We’ve had a few years together, but not like this one! One year ago we were putting together plans for Lent and Easter, excited for a new Palm Sunday idea: one joint worship service followed by a congregational potluck and easter egg hunt for the kids. Little did we know the days of multiple worship services and church coffee would be over for at least a year and counting.
One year ago summer plans for youth trips were set. Little did we know the trusty church vans would remain garaged as we gathered in the church park weekly for ice cream and frisbee. Who could have imagined tech-savvy youth would grow bored of the zoom technology required for us to keep in touch from home?
My dear mother-in-law’s Christmas letter is usually good for a few laughs. She’s laughing with us, not at us (most of the time). In summarizing how COVID has impacted her family, she described my year with words that were not intended to be as profound as I found them. “Tom is a pastor who can’t really pastor.” Now there is a phrase that can be taken in more than one way!

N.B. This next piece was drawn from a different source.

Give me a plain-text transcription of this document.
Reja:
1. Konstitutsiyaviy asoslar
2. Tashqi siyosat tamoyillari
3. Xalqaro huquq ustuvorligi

I think (I hope) she meant that COVID has created challenges to my ability as a pastor, and our ability as a congregation, to be who God has called us to be. There are the obvious barriers mentioned above: no casual conversations over church coffee or in homes, no shows of affection, no long and eventful van rides with young people. There has also been the sad difficulty to see people in the hospital or other facilities. And you can’t forget the feeling you had when the state considered pot shops and strip clubs to be essential services at safe capacity, but the church was initially “allowed” to have ten people
together at any one time. Lord, have mercy.

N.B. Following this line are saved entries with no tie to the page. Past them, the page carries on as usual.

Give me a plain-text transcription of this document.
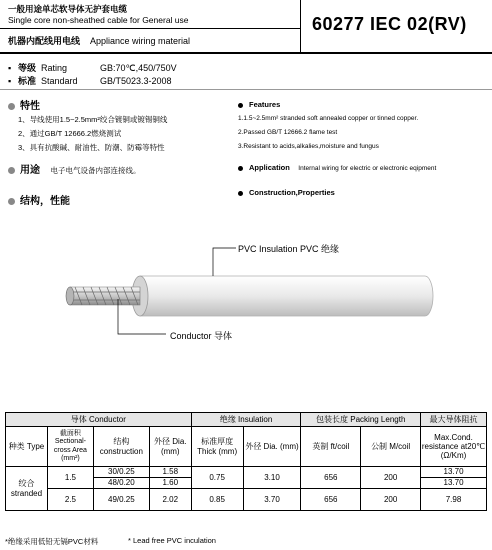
一般用途单芯软导体无护套电缆
Single core non-sheathed cable for General use
机器内配线用电线 Appliance wiring material
60277 IEC 02(RV)
▪ 等级 Rating	GB:70℃,450/750V
▪ 标准 Standard GB/T5023.3-2008
特性
1、导线使用1.5~2.5mm²绞合镀铜或镀锡铜线
2、通过GB/T 12666.2燃烧测试
3、具有抗酸碱、耐油性、防潮、防霉等特性
用途 电子电气设备内部连接线。
结构，性能
Features
1.1.5~2.5mm² stranded soft annealed copper or tinned copper.
2.Passed GB/T 12666.2 flame test
3.Resistant to acids,alkalies,moisture and fungus
Application Internal wiring for electric or electronic eqipment
Construction,Properties
PVC Insulation PVC 绝缘
Conductor 导体
导体 Conductor				绝缘 Insulation		包装长度 Packing Length		最大导体阻抗
种类 Type	截面积 Sectional-cross Area (mm²)	结构 construction	外径 Dia. (mm)	标准厚度 Thick (mm)	外径 Dia. (mm)	英制 ft/coil	公制 M/coil	Max.Cond. resistance at20℃ (Ω/Km)
绞合 stranded	1.5	30/0.25	1.58	0.75	3.10	656	200	13.70
		48/0.20	1.60					13.70
	2.5	49/0.25	2.02	0.85	3.70	656	200	7.98
*绝缘采用低铅无镉PVC材料	* Lead free PVC inculation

“Things They Didn’t Teach You in Seminary” has been a phrase and a Facebook group for years. Most job fields have a gap between preparation and reality and this is true for pastors and congregations as well. We have all learned and hopefully grown this year. I’m very appreciative of our church planning council, staff and many other people who have made the best of the situation and renewed their commitment to God’s mission and ministry at Bethesda. God will see us through. This too shall pass. Even as this passes, let us stay mindful of the lessons along the way. By the grace of God, may we “fall upward” (in the words of our Book Club’s recent read of Richard Rohr).
I’m so thankful our congregation had already dedicated resources over the years keeping up to date with technology and an online presence. Our transition to online ministry was rather smooth, compared with many congregations. The people of Bethesda have been gracious to support needs for new equipment and remain steadfast in their work in our food, clothing, giving tree, and other basic needs ministries. Dozens of members have taken
the time to record music, scripture readings, or assist in worship in other ways. Bless you for this!
We might well be facing a second Easter without crowds and a yummy youth breakfast, but “people of God, look East!” Christ is risen, He is risen indeed! Hallelujah!